I tried standing and found that the poison was causing a loss in equilibrium. I staggered into another sponge, releasing more dust.
“. . . Onix, Onix, respond. . . “ cracked the radio.
I fumbled with the radio and finally found the button. “This is Onix. I been stung again, I’ve lost feeling in my arms and legs.”
“Understood Onix stand by. . .” came an anonymous reply.
At that point everything spiraled inward. For a moment my world shrunk to a single point and then faded.
I woke to a fire in my temples and the feeling that my brain had been replaced with a cinderblock. The world jolted all around and my eyes pealed themselves open.

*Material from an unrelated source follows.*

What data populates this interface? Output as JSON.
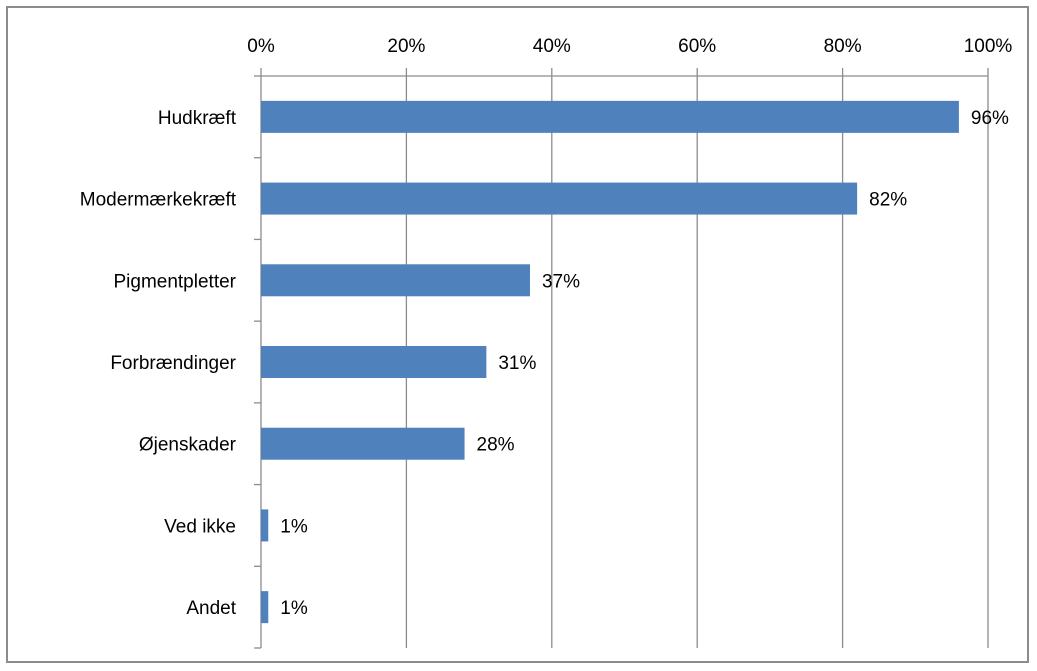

As hangovers went this one was one of the worst I’d had. I was in a transport that was driving over what felt to me like a corduroy road but that was probably just the hangover.
An unidentifiable form passed over me and said “Get some more rest sir, your in bad shape.”
When I woke again, I felt well enough to try and sit up. A medic and a driver were in the front of the transport joking about something. I was lying next to a Private that looked like he sustained a severe head wound. The medic noticed that I had roused and climbed back to assist me.
“How are you feeling, you lost a good deal of blood.”
I nodded to acknowledge him, my voice was not coming easily. “Awful.” I croaked. “Blood?” was all I could get out to ask.
“Your bugs, they’re little bloodsuckers they nearly sucked you dry by the time we found you.”
As I recovered I learned that the company had lost a lot in the train crash. Two light tanks, twenty transport trucks and two heavy trucks were now at the bottom of the shaft. The rest of the trip would be on foot for most of the company. I had been out for two days. It was another three before I was well enough to walk.